Anders Behring Breivik, who spoke in open court for the first time on Monday, sat with his eyes mostly downcast and occasionally bit his lip in a packed hearing to extend his pre-trial detention period.
At one point Breivik attempted to address survivors of Norway’s biggest modern-day massacre, but the judge cut him off.
“I am a military commander in the Norwegian resistance movement and Knights Templar Norway,” Breivik told the court.
It was the 32-year-old’s first public words since he planted a car bomb on July 22 that killed eight people at an
Oslo government building, then went on to shoot dead 69 more, most of them teenagers, at a Labour Party summer camp on the island of Utoeya.
“I acknowledge the acts, but I do not plead guilty,” Breivik said, adding that he rejected the jurisdiction of the court
because it “supports multiculturalism”.
The attacks sparked a public debate about immigration, security and a legal system which has never had to cope with such an event.
About 120 people packed into the courtroom. Hundreds more squeezed into overflow rooms equipped with video links. Toward the end of the hearing Breivik indicated with a finger that he
wanted to speak again.
“I understand the aggrieved parties are present, may I say something to them?” he asked, but the judge turned him down and Breivik did not persist.

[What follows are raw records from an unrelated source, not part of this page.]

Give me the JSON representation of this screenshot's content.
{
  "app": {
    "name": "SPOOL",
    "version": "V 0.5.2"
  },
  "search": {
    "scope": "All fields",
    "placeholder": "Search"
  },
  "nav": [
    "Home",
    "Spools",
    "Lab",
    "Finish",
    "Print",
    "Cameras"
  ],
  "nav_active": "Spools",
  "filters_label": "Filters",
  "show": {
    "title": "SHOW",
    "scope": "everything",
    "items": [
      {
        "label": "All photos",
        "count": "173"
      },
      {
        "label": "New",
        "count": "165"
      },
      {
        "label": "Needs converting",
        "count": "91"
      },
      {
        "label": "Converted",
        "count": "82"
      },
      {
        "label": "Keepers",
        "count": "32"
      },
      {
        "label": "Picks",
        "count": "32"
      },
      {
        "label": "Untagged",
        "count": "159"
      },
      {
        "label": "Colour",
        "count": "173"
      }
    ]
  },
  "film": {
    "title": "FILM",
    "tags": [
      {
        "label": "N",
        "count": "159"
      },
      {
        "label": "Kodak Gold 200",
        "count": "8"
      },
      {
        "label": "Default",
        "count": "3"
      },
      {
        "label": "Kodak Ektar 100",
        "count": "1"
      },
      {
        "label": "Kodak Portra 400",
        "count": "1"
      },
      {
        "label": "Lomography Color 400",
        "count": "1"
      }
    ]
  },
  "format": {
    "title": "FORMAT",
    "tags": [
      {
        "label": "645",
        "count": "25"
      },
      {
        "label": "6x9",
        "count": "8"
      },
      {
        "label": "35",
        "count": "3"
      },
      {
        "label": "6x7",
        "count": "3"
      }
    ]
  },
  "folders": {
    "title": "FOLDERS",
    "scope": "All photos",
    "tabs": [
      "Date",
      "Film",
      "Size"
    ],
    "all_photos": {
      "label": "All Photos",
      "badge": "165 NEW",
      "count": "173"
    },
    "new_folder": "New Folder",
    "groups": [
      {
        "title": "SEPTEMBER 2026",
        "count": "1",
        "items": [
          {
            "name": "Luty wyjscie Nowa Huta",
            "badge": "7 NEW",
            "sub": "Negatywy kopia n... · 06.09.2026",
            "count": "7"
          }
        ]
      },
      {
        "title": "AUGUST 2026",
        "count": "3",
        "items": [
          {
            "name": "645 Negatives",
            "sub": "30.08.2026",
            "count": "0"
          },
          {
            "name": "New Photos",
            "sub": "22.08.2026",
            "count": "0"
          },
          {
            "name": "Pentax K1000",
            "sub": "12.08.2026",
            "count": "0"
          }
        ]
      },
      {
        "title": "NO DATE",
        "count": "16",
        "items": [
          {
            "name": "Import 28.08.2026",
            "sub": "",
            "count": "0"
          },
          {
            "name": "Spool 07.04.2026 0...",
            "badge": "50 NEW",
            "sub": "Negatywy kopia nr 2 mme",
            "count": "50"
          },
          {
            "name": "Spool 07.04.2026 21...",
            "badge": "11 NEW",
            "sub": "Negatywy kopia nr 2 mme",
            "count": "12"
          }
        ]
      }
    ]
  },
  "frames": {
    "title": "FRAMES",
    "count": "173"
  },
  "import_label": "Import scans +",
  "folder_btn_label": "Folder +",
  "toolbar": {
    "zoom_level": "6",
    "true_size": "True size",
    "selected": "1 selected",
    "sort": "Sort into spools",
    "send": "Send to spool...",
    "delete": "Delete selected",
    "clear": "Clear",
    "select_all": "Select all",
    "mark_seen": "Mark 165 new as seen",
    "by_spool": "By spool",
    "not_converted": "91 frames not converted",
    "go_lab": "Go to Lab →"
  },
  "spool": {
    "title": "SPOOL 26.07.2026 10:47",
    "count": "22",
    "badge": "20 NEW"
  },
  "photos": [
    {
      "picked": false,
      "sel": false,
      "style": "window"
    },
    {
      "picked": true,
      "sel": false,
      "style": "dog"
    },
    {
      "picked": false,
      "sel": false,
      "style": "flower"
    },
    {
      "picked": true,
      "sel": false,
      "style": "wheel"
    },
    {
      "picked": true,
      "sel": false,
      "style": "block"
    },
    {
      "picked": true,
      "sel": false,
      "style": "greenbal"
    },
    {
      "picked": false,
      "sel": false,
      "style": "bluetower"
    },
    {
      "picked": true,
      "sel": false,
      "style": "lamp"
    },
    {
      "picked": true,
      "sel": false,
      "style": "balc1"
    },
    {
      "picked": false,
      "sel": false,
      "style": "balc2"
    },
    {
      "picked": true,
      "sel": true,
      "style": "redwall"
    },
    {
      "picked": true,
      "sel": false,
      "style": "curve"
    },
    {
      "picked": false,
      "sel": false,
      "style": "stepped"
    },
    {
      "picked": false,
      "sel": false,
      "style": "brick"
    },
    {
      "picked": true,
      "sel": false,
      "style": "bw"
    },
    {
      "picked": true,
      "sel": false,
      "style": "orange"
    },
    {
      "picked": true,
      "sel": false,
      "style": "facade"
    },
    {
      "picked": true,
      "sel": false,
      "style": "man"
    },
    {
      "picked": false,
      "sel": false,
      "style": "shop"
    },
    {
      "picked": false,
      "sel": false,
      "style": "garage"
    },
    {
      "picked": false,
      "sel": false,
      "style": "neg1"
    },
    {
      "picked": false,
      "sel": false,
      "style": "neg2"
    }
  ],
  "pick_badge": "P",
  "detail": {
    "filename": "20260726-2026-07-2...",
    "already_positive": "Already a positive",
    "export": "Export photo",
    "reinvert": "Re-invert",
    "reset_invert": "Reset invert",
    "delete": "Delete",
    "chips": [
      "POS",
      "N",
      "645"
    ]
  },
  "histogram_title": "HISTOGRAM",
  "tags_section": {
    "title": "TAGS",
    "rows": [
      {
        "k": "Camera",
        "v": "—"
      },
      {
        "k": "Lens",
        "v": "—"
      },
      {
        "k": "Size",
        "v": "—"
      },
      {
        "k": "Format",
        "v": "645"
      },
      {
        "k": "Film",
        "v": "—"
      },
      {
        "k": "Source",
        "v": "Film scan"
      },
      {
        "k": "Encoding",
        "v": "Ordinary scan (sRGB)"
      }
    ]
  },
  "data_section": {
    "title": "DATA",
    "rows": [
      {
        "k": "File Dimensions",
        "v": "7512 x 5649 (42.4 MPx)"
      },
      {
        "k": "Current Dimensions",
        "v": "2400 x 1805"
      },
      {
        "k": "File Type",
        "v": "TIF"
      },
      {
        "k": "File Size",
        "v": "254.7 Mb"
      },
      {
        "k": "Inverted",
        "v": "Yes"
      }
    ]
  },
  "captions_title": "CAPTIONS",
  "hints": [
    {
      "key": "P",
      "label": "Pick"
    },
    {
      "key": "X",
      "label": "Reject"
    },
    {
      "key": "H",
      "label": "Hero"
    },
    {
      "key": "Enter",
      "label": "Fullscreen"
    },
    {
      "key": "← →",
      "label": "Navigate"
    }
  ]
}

Outside the courthouse protesters held a banner that read “No speaker’s platform for fascists”, echoing fears expressed by some victims and family members that Breivik would be permitted to expound his anti-immigration philosophy.
But after the hearing, a 20-year-old survivor of the island shooting said Breivik looked nervous and small, a far cry from
the last time he saw the killer wearing a police uniform and carrying a semi-automatic rifle.
Most of the island victims were in their teens or 20s. Some were shot at point blank range, others while trying to swim to
Daniel Vister, another survivor, also said Breivik looked weak. “I think that what he said there shows that he is completely mad,” said Vister. “He is definitely not on this planet.”
The hearing, required periodically under Norwegian law to keep a suspect imprisoned before trial, was Breivik’s fourth but
the first open to the public.
A district judge extended pre-trial custody for 12 weeks but said Breivik can begin receiving visitors and letters under
strict control and that on December 12 he can have access to media for the first time, possibly even logging onto the Internet.
Breivik has been kept in solitary confinement since July 22 and has been denied visits, correspondence and access to
newspapers and television.
Officials said court-appointed psychiatrists were expected to finish their work late this month and that a trial was
tentatively set to begin on April 16.
They also said the courtroom used on Monday would be totally reconstructed for the trial, nearly doubling the audience
capacity to 240 seats and adding a press center for 250 to 300 journalists.